La Clinton arriva in Pakistan e i talebani fanno una strage

Arriva Hillary Clinton in visita in Pakistan e i talebani - non solo pachistani ma anche quelli afghani - le danno il benvenuto a modo loro. Con due stragi terribili e impressionanti, non solo per il bilancio sanguinoso (più di cento morti solo a Peshawar in Pakistan) ma anche perché rappresentano, con le loro modalità, una sfida aperta sia agli «invasori» occidentali sia alle stesse Nazioni Unite.
Una sfida che ha costretto il segretario di Stato americano, che prima del suo arrivo a Islamabad, dove si tratterrà tre giorni, aveva detto ai giornalisti che viaggiavano con lei sull’aereo di voler «voltare pagina» nelle relazioni tra Stati Uniti e Pakistan rispetto all’agenda degli anni passati incentrata sull’antiterrorismo, a ripetere proprio quei vecchi concetti: «In Pakistan gruppi estremistici brutali e tenaci uccidono gente innocente e seminano il terrore. È anche la nostra battaglia, vi daremo l’aiuto che vi serve».
Un aiuto economico assai generoso quello americano, indispensabile per sostenere le fragili infrastrutture del Paese (afflitto ad esempio da cronica carenza di forniture di elettricità) ma anche lo sforzo militare in corso contro i «santuari» dei talebani tra le montagne delle aree tribali al confine con l’Afghanistan.
Spaventose le modalità della strage avvenuta nell’importante città pachistana di Peshawar, la più sanguinosa degli ultimi due anni nel Paese musulmano alleato degli americani, già purtroppo avvezzo alle brutalità degli estremisti islamici sul suo territorio. Alle 13.20 ora locale (le 8.20 in Italia) un’autobomba con a bordo sembra 150 chili di tritolo ha provocato una violentissima esplosione che ha devastato il centrale mercato di Peepal Mandi. Le conseguenze sono state un vasto incendio ed enormi distruzioni: edifici crollati (tra questi si registra la completa distruzione della moschea di Umme Habiba), negozi in fiamme, veicoli squarciati. E soprattutto, purtroppo, almeno cento morti e 200 feriti, tra cui tantissime donne e bambini. Un bilancio certamente destinato a peggiorare, viste le condizioni precarie di molti dei feriti, rimasti mutilati o ustionati, e la certezza di trovare ancora in queste ore diverse persone sepolte dalle macerie.
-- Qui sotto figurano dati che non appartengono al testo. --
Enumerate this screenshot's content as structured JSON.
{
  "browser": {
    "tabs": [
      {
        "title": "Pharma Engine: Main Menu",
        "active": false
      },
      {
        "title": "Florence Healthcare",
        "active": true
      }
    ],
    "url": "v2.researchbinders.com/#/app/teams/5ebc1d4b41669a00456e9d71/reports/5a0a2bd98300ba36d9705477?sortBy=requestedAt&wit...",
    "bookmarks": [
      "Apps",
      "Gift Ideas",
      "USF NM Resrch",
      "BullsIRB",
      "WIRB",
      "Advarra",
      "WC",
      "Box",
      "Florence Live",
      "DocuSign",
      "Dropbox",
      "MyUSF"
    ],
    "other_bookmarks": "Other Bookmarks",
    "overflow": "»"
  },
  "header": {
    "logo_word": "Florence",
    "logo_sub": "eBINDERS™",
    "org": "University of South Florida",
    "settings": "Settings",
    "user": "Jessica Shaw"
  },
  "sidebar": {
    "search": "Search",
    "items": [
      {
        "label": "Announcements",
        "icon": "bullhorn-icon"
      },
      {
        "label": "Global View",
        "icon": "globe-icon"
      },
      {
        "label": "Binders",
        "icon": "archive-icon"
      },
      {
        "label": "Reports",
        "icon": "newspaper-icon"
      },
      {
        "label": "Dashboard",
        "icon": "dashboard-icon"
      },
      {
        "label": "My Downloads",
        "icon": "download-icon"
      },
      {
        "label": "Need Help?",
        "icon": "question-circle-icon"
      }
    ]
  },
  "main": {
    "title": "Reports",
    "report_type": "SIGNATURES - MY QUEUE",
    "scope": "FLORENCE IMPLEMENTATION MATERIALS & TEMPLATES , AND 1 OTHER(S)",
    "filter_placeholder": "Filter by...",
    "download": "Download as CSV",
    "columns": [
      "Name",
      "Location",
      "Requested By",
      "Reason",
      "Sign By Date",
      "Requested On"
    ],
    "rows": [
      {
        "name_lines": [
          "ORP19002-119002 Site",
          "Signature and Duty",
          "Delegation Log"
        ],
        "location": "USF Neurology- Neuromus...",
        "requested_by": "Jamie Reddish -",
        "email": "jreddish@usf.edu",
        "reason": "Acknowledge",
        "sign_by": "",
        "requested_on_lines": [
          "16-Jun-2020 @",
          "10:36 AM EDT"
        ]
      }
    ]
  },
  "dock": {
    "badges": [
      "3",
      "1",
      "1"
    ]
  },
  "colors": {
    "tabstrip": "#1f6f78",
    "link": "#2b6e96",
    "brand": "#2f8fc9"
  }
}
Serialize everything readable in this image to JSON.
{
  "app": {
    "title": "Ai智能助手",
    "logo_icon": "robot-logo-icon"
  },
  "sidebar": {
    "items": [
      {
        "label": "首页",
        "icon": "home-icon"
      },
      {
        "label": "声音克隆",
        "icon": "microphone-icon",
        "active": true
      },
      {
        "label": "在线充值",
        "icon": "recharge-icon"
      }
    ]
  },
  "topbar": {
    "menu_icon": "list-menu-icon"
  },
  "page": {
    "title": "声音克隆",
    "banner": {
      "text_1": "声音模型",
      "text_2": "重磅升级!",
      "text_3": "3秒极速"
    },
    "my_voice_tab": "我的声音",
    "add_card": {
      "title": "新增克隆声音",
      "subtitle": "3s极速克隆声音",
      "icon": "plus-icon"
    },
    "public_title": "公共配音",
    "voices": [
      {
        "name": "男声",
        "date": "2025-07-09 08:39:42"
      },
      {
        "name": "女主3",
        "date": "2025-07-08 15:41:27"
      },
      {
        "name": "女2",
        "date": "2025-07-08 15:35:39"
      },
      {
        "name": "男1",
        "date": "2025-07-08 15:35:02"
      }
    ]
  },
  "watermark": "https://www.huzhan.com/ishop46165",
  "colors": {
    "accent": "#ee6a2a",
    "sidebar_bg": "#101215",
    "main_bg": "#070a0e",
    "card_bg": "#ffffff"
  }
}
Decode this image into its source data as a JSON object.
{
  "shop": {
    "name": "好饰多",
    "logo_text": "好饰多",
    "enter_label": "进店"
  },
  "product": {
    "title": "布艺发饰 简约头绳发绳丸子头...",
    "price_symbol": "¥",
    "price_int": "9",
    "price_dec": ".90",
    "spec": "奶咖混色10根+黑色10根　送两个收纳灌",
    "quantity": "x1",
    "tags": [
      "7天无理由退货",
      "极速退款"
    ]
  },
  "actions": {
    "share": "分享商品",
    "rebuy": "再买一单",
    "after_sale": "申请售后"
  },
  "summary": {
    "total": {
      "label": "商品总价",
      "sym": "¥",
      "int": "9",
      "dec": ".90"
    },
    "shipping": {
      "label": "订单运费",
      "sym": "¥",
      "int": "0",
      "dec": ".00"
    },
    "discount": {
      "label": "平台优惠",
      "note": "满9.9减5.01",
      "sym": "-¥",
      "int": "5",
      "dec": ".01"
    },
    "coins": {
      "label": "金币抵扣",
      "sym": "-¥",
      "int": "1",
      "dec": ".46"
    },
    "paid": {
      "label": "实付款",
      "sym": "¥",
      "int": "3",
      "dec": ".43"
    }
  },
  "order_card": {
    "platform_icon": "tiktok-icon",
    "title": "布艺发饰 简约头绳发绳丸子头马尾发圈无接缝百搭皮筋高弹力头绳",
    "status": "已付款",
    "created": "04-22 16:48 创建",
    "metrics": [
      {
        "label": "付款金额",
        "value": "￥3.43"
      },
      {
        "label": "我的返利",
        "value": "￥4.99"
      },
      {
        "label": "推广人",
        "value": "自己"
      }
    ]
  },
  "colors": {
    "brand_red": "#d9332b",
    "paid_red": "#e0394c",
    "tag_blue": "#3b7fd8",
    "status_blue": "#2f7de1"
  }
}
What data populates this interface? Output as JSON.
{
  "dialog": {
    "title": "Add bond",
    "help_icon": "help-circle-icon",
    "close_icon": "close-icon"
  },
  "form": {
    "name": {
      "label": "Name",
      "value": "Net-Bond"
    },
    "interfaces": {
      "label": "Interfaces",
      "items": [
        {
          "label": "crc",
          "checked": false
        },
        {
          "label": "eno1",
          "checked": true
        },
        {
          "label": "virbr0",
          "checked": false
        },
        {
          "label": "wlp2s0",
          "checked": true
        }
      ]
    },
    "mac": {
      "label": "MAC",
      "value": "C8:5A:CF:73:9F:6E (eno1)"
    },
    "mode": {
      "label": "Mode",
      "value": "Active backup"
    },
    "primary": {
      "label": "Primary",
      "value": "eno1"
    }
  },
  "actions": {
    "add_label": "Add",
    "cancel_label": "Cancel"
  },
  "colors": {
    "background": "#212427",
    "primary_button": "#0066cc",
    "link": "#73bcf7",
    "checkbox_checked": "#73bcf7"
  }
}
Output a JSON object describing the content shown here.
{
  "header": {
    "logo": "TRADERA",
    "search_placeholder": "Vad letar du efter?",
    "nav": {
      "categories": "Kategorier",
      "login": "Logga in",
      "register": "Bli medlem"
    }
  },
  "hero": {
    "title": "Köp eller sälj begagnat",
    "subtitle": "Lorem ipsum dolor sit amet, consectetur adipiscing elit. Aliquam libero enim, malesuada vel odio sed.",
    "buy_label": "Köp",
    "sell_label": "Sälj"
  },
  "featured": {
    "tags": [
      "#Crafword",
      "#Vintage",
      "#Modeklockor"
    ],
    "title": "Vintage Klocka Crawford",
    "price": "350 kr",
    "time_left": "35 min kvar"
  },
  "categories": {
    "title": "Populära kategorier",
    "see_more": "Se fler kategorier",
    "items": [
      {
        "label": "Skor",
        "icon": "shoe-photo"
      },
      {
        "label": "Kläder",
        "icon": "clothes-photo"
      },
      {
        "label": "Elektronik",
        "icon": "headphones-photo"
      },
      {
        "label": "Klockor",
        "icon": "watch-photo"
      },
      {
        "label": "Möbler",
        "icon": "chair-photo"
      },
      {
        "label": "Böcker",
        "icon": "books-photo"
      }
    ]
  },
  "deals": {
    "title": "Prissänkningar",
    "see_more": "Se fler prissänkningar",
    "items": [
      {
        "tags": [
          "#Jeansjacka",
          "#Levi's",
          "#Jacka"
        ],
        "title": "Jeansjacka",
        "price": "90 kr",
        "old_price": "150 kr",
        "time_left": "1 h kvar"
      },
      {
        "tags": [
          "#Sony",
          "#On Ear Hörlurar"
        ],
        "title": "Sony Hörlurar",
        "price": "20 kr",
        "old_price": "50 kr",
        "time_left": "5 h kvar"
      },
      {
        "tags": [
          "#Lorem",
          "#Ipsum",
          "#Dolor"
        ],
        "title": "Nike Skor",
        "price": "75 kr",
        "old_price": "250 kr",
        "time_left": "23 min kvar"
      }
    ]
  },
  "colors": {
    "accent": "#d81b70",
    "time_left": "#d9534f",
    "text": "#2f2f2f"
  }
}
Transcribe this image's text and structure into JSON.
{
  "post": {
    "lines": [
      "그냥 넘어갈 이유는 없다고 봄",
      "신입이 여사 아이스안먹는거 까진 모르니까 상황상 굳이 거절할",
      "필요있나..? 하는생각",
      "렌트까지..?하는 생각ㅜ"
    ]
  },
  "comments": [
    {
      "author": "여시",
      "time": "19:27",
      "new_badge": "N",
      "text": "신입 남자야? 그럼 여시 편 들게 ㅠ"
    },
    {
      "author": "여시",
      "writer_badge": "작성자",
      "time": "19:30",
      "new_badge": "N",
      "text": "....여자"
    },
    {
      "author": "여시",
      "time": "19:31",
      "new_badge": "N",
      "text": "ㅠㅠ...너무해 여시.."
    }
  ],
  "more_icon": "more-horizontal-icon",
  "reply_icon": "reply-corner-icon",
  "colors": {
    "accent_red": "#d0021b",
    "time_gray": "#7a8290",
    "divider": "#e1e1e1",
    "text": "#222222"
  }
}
Il primo dei due attentati era però avvenuto a Kabul alle prime luci del giorno, quando in Italia era ancora notte fonda. Cinque terroristi con armi automatiche e le tristemente abituali cinture inzeppate di esplosivo sono riusciti a penetrare nella sede della missione di assistenza dell’Onu nella capitale afghana e hanno attaccato una foresteria. Le forze di sicurezza hanno ingaggiato con loro un conflitto a fuoco che è durato oltre due ore e che si è concluso con un tragico bilancio: tutti gli assalitori abbattuti, ma anche nove morti tra gli impiegati della struttura internazionale, quasi tutti stranieri.
Contemporaneamente, razzi venivano lanciati contro l’Hotel Serena, ben noto per essere abitualmente frequentato da occidentali: l’attacco ha scatenato il panico, costringendo un centinaio di ospiti a rifugiarsi in un bunker, ma in quest’occasione non ci sono state vittime.


Le due azioni nella capitale dell’Afghanistan sono parse coordinate tra loro e sembrano chiaramente parte della strategia del terrore promessa dai talebani in vista del ballottaggio presidenziale fissate per il 7 novembre: il portavoce della Casa Bianca Robert Gibbs ha detto che il tentativo di far fallire l’appuntamento elettorale «non avrà successo».